No. Eating while watching TV, making a phone call, searching the internet, reading the newspaper or doing other activities takes the focus away from eating. And eating while driving isn’t a relaxing experience and is often unsafe.

Activity puts you out of touch with your body’s cues of hunger and satiety. It’s a distraction that prevents you from thoroughly smelling, seeing, tasting and experiencing what you’re eating. Overeating is often the result.

What steps should I take to start eating mindfully?

Mindful eating takes attention, time and practice. To develop stronger mindful eating skills, you may need to try different strategies to find what works best for you. Follow these tips to help make mindful eating a regular daily habit. Enjoy food and good health.
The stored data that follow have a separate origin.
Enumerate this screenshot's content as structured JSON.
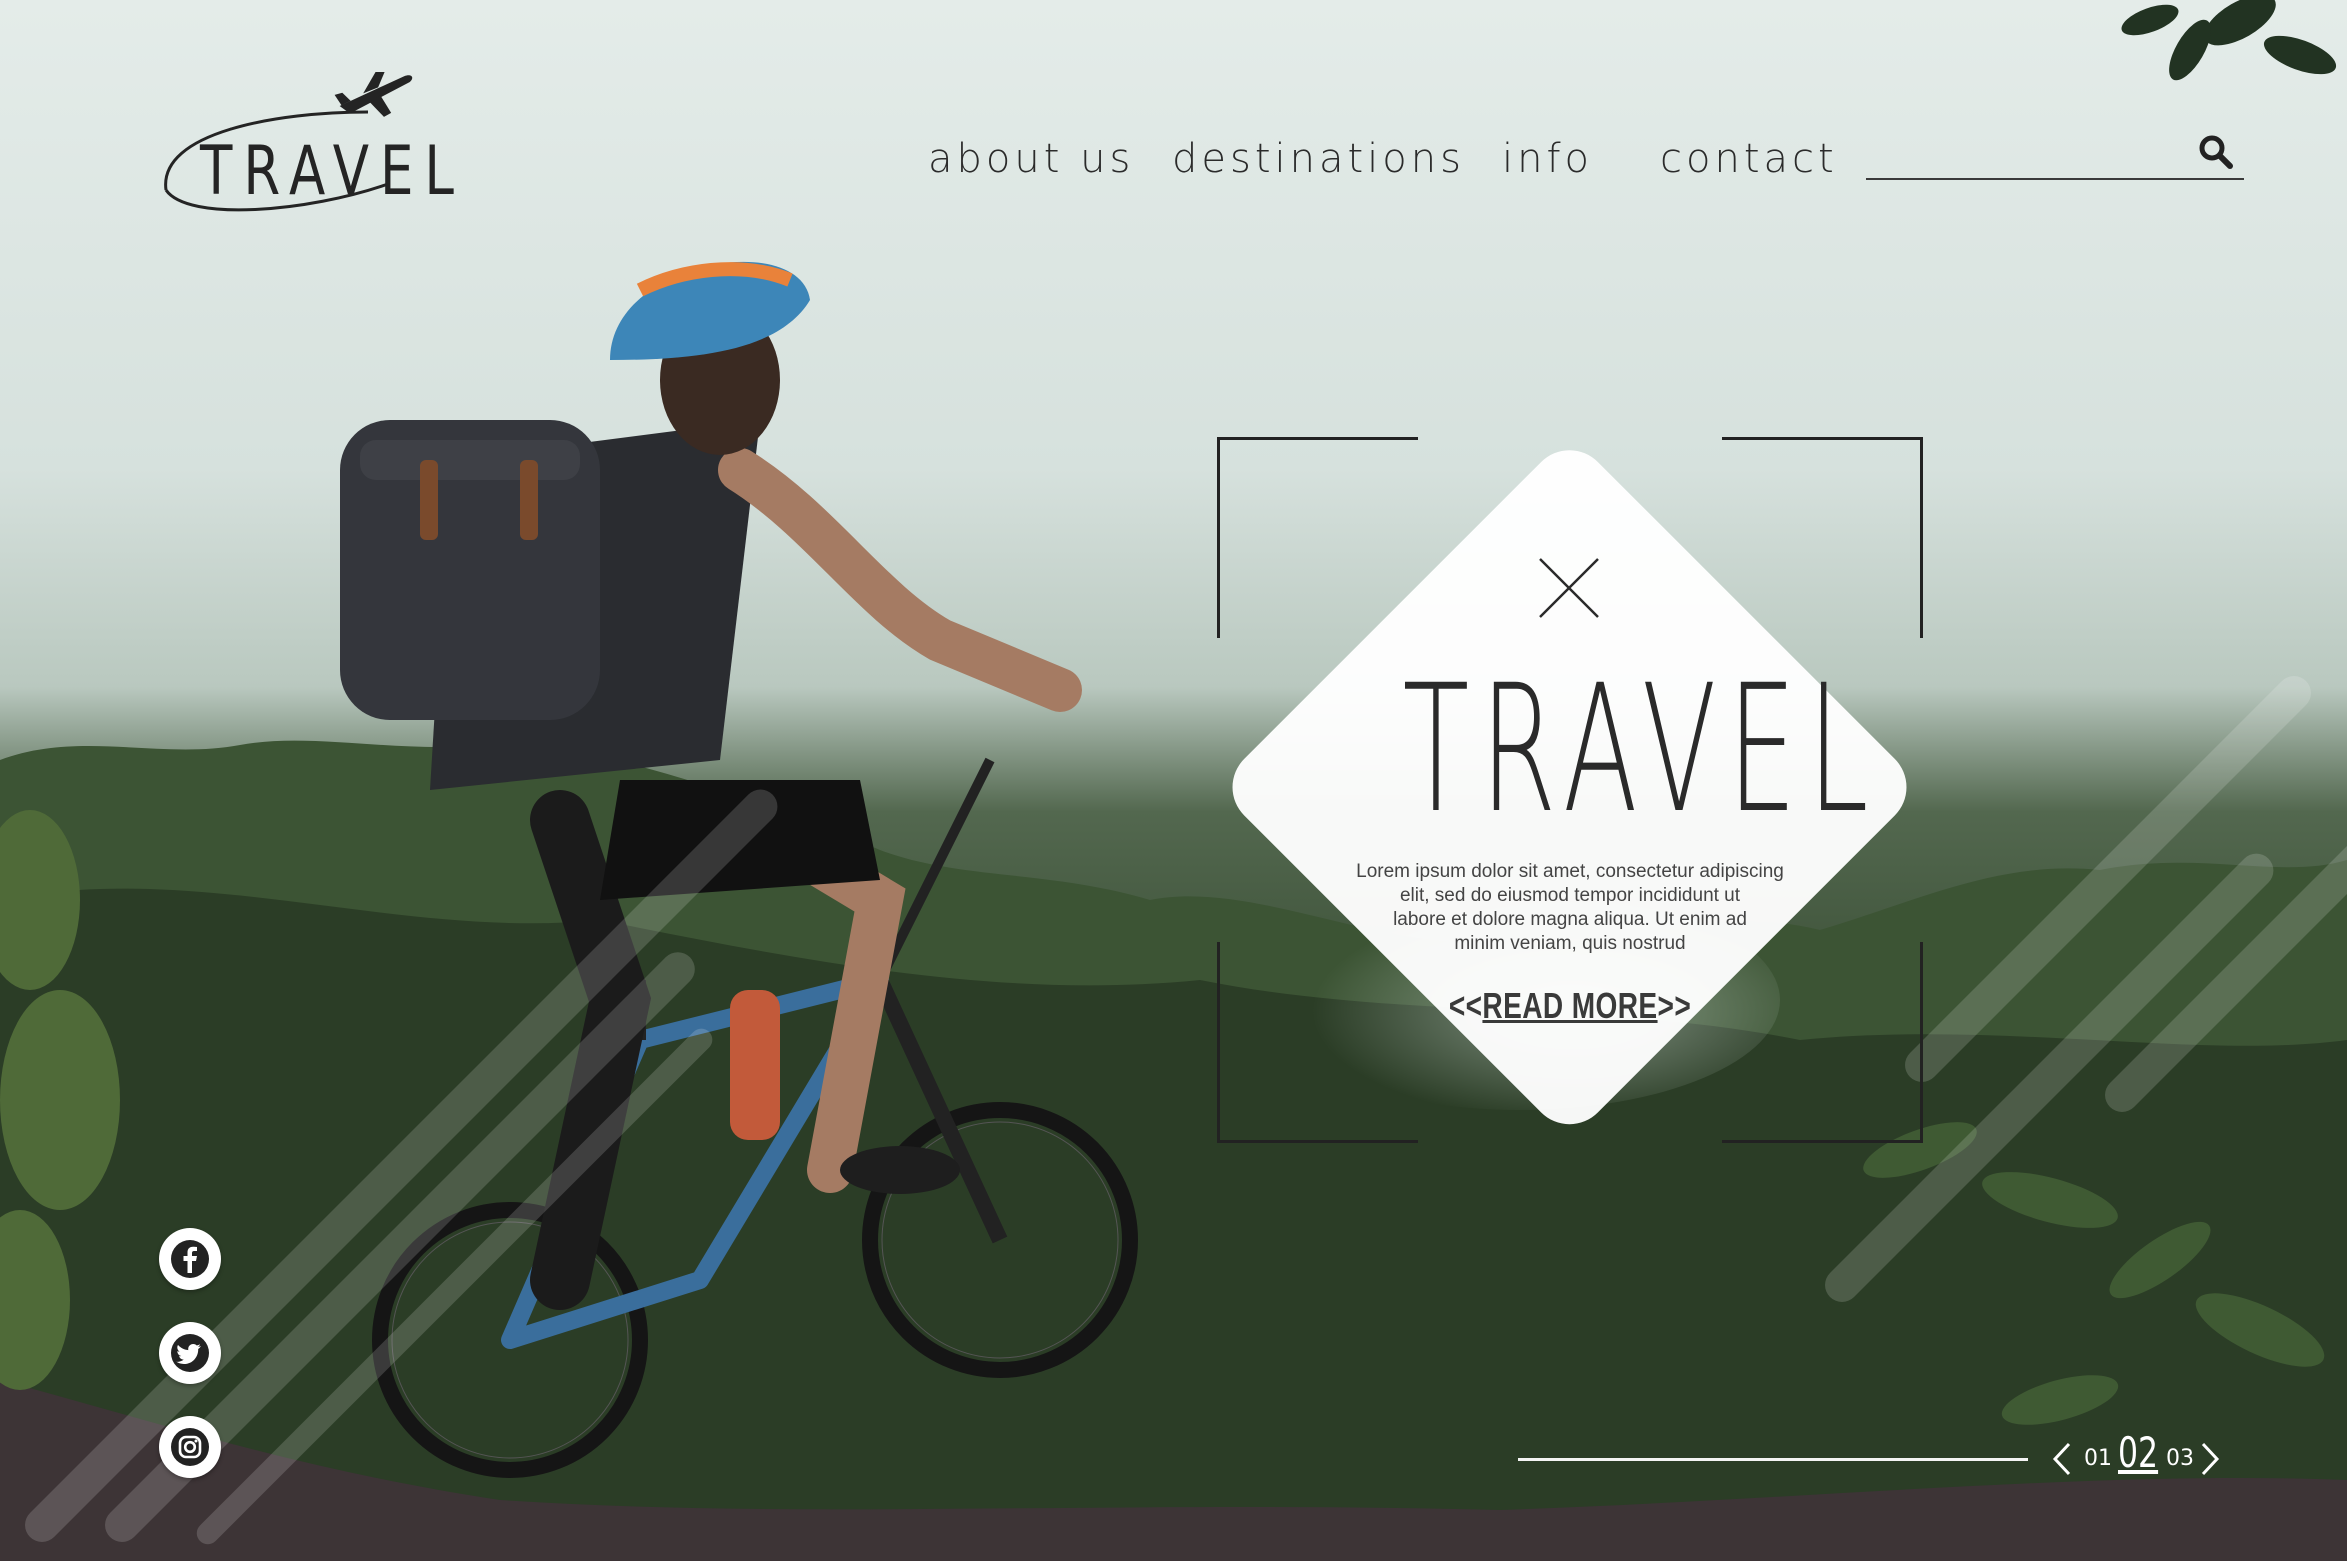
{
  "brand": {
    "logo_text": "TRAVEL",
    "logo_icon": "airplane-icon"
  },
  "nav": {
    "items": [
      {
        "label": "about us"
      },
      {
        "label": "destinations"
      },
      {
        "label": "info"
      },
      {
        "label": "contact"
      }
    ]
  },
  "search": {
    "placeholder": "",
    "icon": "search-icon"
  },
  "hero": {
    "icon": "close-icon",
    "title": "TRAVEL",
    "body_lines": [
      "Lorem ipsum dolor sit amet, consectetur adipiscing",
      "elit, sed do eiusmod tempor incididunt ut",
      "labore et dolore magna aliqua. Ut enim ad",
      "minim veniam, quis nostrud"
    ],
    "read_more_prefix": "<<",
    "read_more_label": "READ MORE",
    "read_more_suffix": ">>"
  },
  "social": [
    {
      "icon": "facebook-icon"
    },
    {
      "icon": "twitter-icon"
    },
    {
      "icon": "instagram-icon"
    }
  ],
  "pagination": {
    "prev": "01",
    "current": "02",
    "next": "03",
    "prev_icon": "chevron-left-icon",
    "next_icon": "chevron-right-icon"
  },
  "colors": {
    "text_dark": "#2a2a2a",
    "card_white": "#ffffff",
    "foliage": "#2e4229"
  }
}
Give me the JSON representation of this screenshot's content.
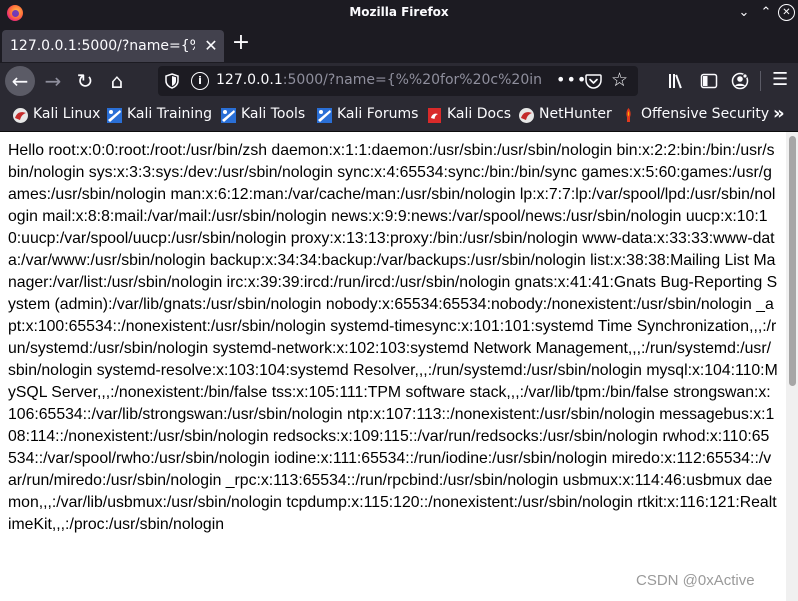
{
  "window": {
    "title": "Mozilla Firefox",
    "minimize_glyph": "⌄",
    "maximize_glyph": "⌃",
    "close_glyph": "✕"
  },
  "tabs": [
    {
      "title": "127.0.0.1:5000/?name={%%",
      "close_glyph": "✕"
    }
  ],
  "newtab_glyph": "+",
  "nav": {
    "back_glyph": "←",
    "forward_glyph": "→",
    "reload_glyph": "↻",
    "home_glyph": "⌂"
  },
  "urlbar": {
    "host": "127.0.0.1",
    "rest": ":5000/?name={%%20for%20c%20in",
    "more_glyph": "•••",
    "star_glyph": "☆",
    "info_glyph": "i"
  },
  "toolbar": {
    "menu_glyph": "☰"
  },
  "bookmarks": {
    "items": [
      {
        "label": "Kali Linux",
        "icon": "kali-dragon-icon"
      },
      {
        "label": "Kali Training",
        "icon": "kali-training-icon"
      },
      {
        "label": "Kali Tools",
        "icon": "kali-tools-icon"
      },
      {
        "label": "Kali Forums",
        "icon": "kali-forums-icon"
      },
      {
        "label": "Kali Docs",
        "icon": "kali-docs-icon"
      },
      {
        "label": "NetHunter",
        "icon": "nethunter-icon"
      },
      {
        "label": "Offensive Security",
        "icon": "offsec-icon"
      }
    ],
    "overflow_glyph": "»"
  },
  "page": {
    "body_text": "Hello root:x:0:0:root:/root:/usr/bin/zsh daemon:x:1:1:daemon:/usr/sbin:/usr/sbin/nologin bin:x:2:2:bin:/bin:/usr/sbin/nologin sys:x:3:3:sys:/dev:/usr/sbin/nologin sync:x:4:65534:sync:/bin:/bin/sync games:x:5:60:games:/usr/games:/usr/sbin/nologin man:x:6:12:man:/var/cache/man:/usr/sbin/nologin lp:x:7:7:lp:/var/spool/lpd:/usr/sbin/nologin mail:x:8:8:mail:/var/mail:/usr/sbin/nologin news:x:9:9:news:/var/spool/news:/usr/sbin/nologin uucp:x:10:10:uucp:/var/spool/uucp:/usr/sbin/nologin proxy:x:13:13:proxy:/bin:/usr/sbin/nologin www-data:x:33:33:www-data:/var/www:/usr/sbin/nologin backup:x:34:34:backup:/var/backups:/usr/sbin/nologin list:x:38:38:Mailing List Manager:/var/list:/usr/sbin/nologin irc:x:39:39:ircd:/run/ircd:/usr/sbin/nologin gnats:x:41:41:Gnats Bug-Reporting System (admin):/var/lib/gnats:/usr/sbin/nologin nobody:x:65534:65534:nobody:/nonexistent:/usr/sbin/nologin _apt:x:100:65534::/nonexistent:/usr/sbin/nologin systemd-timesync:x:101:101:systemd Time Synchronization,,,:/run/systemd:/usr/sbin/nologin systemd-network:x:102:103:systemd Network Management,,,:/run/systemd:/usr/sbin/nologin systemd-resolve:x:103:104:systemd Resolver,,,:/run/systemd:/usr/sbin/nologin mysql:x:104:110:MySQL Server,,,:/nonexistent:/bin/false tss:x:105:111:TPM software stack,,,:/var/lib/tpm:/bin/false strongswan:x:106:65534::/var/lib/strongswan:/usr/sbin/nologin ntp:x:107:113::/nonexistent:/usr/sbin/nologin messagebus:x:108:114::/nonexistent:/usr/sbin/nologin redsocks:x:109:115::/var/run/redsocks:/usr/sbin/nologin rwhod:x:110:65534::/var/spool/rwho:/usr/sbin/nologin iodine:x:111:65534::/run/iodine:/usr/sbin/nologin miredo:x:112:65534::/var/run/miredo:/usr/sbin/nologin _rpc:x:113:65534::/run/rpcbind:/usr/sbin/nologin usbmux:x:114:46:usbmux daemon,,,:/var/lib/usbmux:/usr/sbin/nologin tcpdump:x:115:120::/nonexistent:/usr/sbin/nologin rtkit:x:116:121:RealtimeKit,,,:/proc:/usr/sbin/nologin"
  },
  "watermark": "CSDN @0xActive",
  "colors": {
    "chrome_dark": "#1c1b22",
    "chrome": "#2b2a33",
    "tab_active": "#42414d",
    "text_light": "#fbfbfe",
    "page_bg": "#ffffff"
  }
}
  • Set a consistent schedule for eating. Eating at irregular times may cause weight gain.
  • Eat a meal every four to five hours. This amount of time between meals allows your body to become hungry, send hunger cues and get the fuel it needs throughout the day. If you get too hungry between meals, schedule a snack.
  • Take time to eat. Make meals last 15 to 30 minutes. Savor and enjoy your food. Give your body a chance to become satisfied. Try these ideas to lengthen mealtimes:
    • Set down your utensil or food between bites.
    • Chew thoroughly to savor your food.
    • Use chopsticks if you don’t usually use them
  • Eat at a table with a place setting. This helps send your body the message that you're having a meal. Eating while driving isn't a relaxing eating experience and often unsafe. 
  • Eat with other people. Eating (and making) a meal with others is often an enjoyable experience and can help you plan ahead for healthy meals.
  • Plan ahead. Knowing what food you’ll be eating can result in a fulfilling meal. Randomly opening cupboards or the refrigerator, then eating while standing in the kitchen, often leads to feeling unsatisfied and to overeating.
  • Use the hunger scale. Listen for hunger and satiety cues. Pay attention to what your body is telling you. What does your body do when it is hungry? What does it feel like when you’ve eaten enough? Be aware of how your emotions affect your eating. Are there times and situations when you eat when you’re not hungry?
  • Be "in the moment." Thinking about the number of calories in food, for example, can distract you from your eating experience. Quiet your mind and simply enjoy food.

Resources

  • The Center for Mindful Eating
    www.tcme.org
  • Intuitive Eating: A Revolutionary Program That Works by Evelyn Tribole, MS, RD and Elyse Resch, MS, RD, FADA. New York, NY: St. Martin’s Press, 2012.
  • Eating Mindfully: How to End Mindless Eating and Enjoy a Balanced Relationship with Food, 2nd edition by Susan Albers, PsyD. Oakland, CA: New Harbinger Publications, 2012.
  • Eat, Drink, and Be Mindful by Susan Albers, PsyD. Oakland, CA: New Harbinger Publications, 2009.